Which Trial Do We Need? Optimal Antibiotic Duration for Patients with Sepsis

Document Type

Journal Article

Publication Date

5-23-2023

Journal

Clinical microbiology and infection : the official publication of the European Society of Clinical Microbiology and Infectious Diseases

DOI

10.1016/j.cmi.2023.05.022

Abstract

Given the potential benefits of shortened antibiotic courses, prior studies comparing shorter versus longer antibiotic courses have typically adopted a non-inferiority design [3,11]. However, in a study of critically ill patients in whom suboptimal treatment could result in death, a non-inferiority trial would pose a serious ethical dilemma - how to select an "acceptable" increased risk of mortality to use as a non-inferiority margin? For these reasons, we have designed a trial that requires shorter antibiotic therapy demonstrate superior clinical outcomes over longer antibiotic therapy, allowing partial/full credit to be awarded based on patient and clinicians' perceptions of outcome importance and severity.

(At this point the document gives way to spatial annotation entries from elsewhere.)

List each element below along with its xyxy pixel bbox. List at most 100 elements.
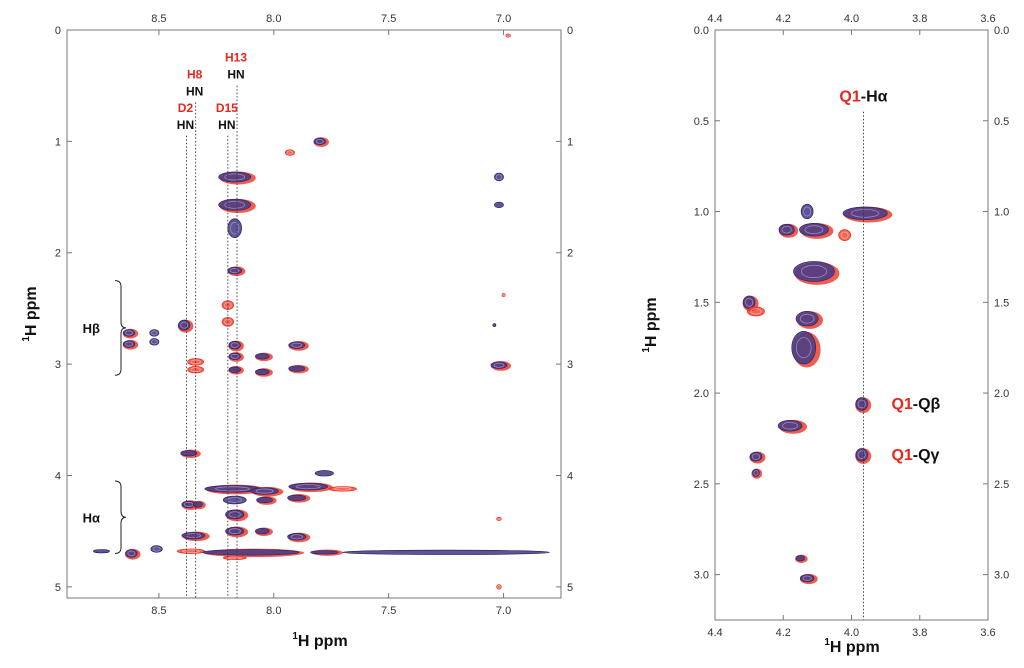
peak [313,137,329,147]
peak [749,451,766,464]
peak [228,352,244,362]
peak-contour-blue [793,261,835,282]
peak [838,229,852,241]
peak [842,206,893,223]
y-tick-label-left: 0 [55,25,61,37]
peak-contour-blue [228,366,241,373]
x-tick-label-bottom: 4.0 [844,627,859,639]
peak [227,218,242,239]
y-tick-label-left: 5 [55,582,61,594]
peak-contour-ring [495,174,503,180]
group-label: Hα [83,510,100,525]
peak-contour-blue [225,509,245,520]
peak-contour-blue [791,331,817,365]
peak-contour-ring [800,264,828,278]
peak-contour-ring [506,34,510,37]
peak-contour-ring [125,330,133,336]
full-spectrum-ticks: 8.5 8.5 8.0 8.0 7.5 7.5 7.0 7.0 0 0 1 1 2 2 3 3 4 4 5 5 [55,13,573,617]
peak-annotation: Q1-Qγ [891,447,939,464]
peak [256,496,277,505]
peak-contour-ring [228,528,241,534]
peak-contour-blue [218,171,252,183]
peak-contour-ring [182,549,200,553]
y-tick-label-right: 3.0 [994,570,1009,582]
peak-contour-ring [857,399,866,409]
peak [342,549,550,555]
peak-contour-ring [315,138,324,144]
residue-label: H8 [187,67,203,81]
residue-label: H13 [225,51,247,65]
peak [149,338,160,346]
x-tick-label-top: 7.0 [496,13,511,25]
peak [795,311,824,329]
y-tick-label-left: 2.0 [694,388,709,400]
peak-contour-blue [227,218,242,239]
y-tick-label-right: 0 [567,25,573,37]
peak [747,306,765,317]
peak-contour-blue [288,365,306,372]
annotation-atom: -Hα [861,89,888,106]
peak-contour-blue [749,451,763,462]
peak [284,149,295,156]
peak-contour-red [747,306,765,317]
hn-label: HN [227,68,244,82]
y-tick-label-left: 0.5 [694,116,709,128]
y-tick-label-left: 1.5 [694,297,709,309]
peak [255,368,273,377]
peak [180,449,201,459]
peak [222,555,247,560]
y-tick-label-left: 3.0 [694,570,709,582]
peak [496,516,502,521]
peak [494,201,504,208]
y-tick-label-right: 0.5 [994,116,1009,128]
x-tick-label-top: 7.5 [381,13,396,25]
peak [799,573,818,585]
peak [218,171,256,185]
peak-contour-ring [750,308,762,315]
full-spectrum-guides: D2 HN H8 HN D15 HN H13 HN Hβ Hα [83,51,247,598]
peak [255,527,273,537]
peak [250,486,284,497]
peak [778,223,799,238]
x-tick-label-bottom: 7.0 [496,605,511,617]
hn-label: HN [177,118,194,132]
zoomed-spectrum-y-axis-label: 1H ppm [641,297,660,352]
peak [310,549,344,556]
residue-label: D15 [216,101,238,115]
peak-contour-ring [180,321,189,329]
peak [490,361,512,371]
peak [791,331,821,368]
peak [202,548,305,558]
peak-contour-ring [228,511,241,518]
zoomed-spectrum-panel: 4.44.44.24.24.04.03.83.83.63.60.0 0.00.5 0… [641,13,1009,656]
peak-contour-blue [778,223,795,236]
y-tick-label-left: 2 [55,248,61,260]
annotation-residue: Q1 [839,89,860,106]
full-spectrum-x-axis-label: 1H ppm [292,631,347,650]
peak [287,494,311,503]
peak-annotation: Q1-Hα [839,89,887,106]
x-tick-label-top: 8.5 [151,13,166,25]
peak-contour-ring [745,298,754,307]
peak-contour-ring [230,342,239,348]
y-tick-label-left: 2.5 [694,479,709,491]
zoomed-spectrum-peaks [742,203,893,585]
peak-contour-ring [255,488,274,494]
peak-contour-ring [152,546,161,552]
peak-contour-blue [855,448,869,462]
y-tick-label-right: 2 [567,248,573,260]
peak-contour-ring [782,422,798,430]
peak-contour-blue [777,419,803,432]
group-label: Hβ [83,321,100,336]
peak-contour-ring [795,337,812,359]
peak [494,172,504,182]
y-tick-label-right: 2.0 [994,388,1009,400]
peak [793,261,840,285]
hn-label: HN [186,84,203,98]
peak-contour-ring [227,556,242,560]
peak-contour-ring [291,342,303,348]
peak-contour-ring [497,585,501,589]
x-tick-label-bottom: 8.0 [266,605,281,617]
peak-contour-blue [310,550,339,555]
x-tick-label-bottom: 3.6 [980,627,995,639]
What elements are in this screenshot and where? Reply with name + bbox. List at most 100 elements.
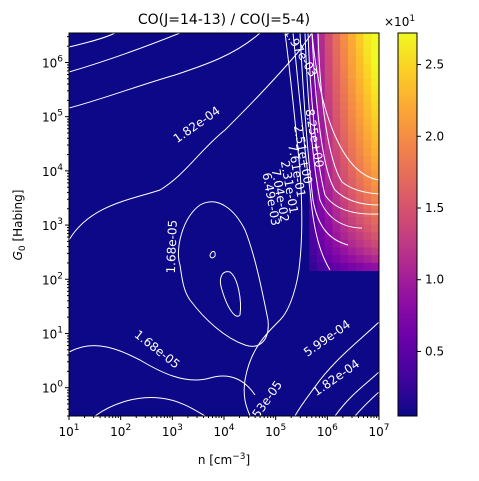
heatmap-cell bbox=[348, 71, 357, 80]
y-tick-label-exponent: 6 bbox=[57, 54, 63, 64]
heatmap-cell bbox=[371, 209, 379, 218]
heatmap-cell bbox=[332, 186, 341, 195]
contour-line bbox=[299, 33, 349, 246]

Should clinical outcomes be comparable among the study arms, the DOOR/RADAR framework acknowledges potential unmeasured benefits of shorter courses (e.g., reduced costs, unmeasured toxicity, and antibiotic pressures selecting for individual and global microbial resistance) and accordingly assigns superiority to shorter antibiotic courses. The duration of antibiotic therapy reflected in this adjustment would be the actual (rather than assigned) duration, allowing for a pragmatic analysis of the interventions as applied in practice while mitigating differences between intention-to-treat and per-protocol analyses resulting from poor protocol adherence.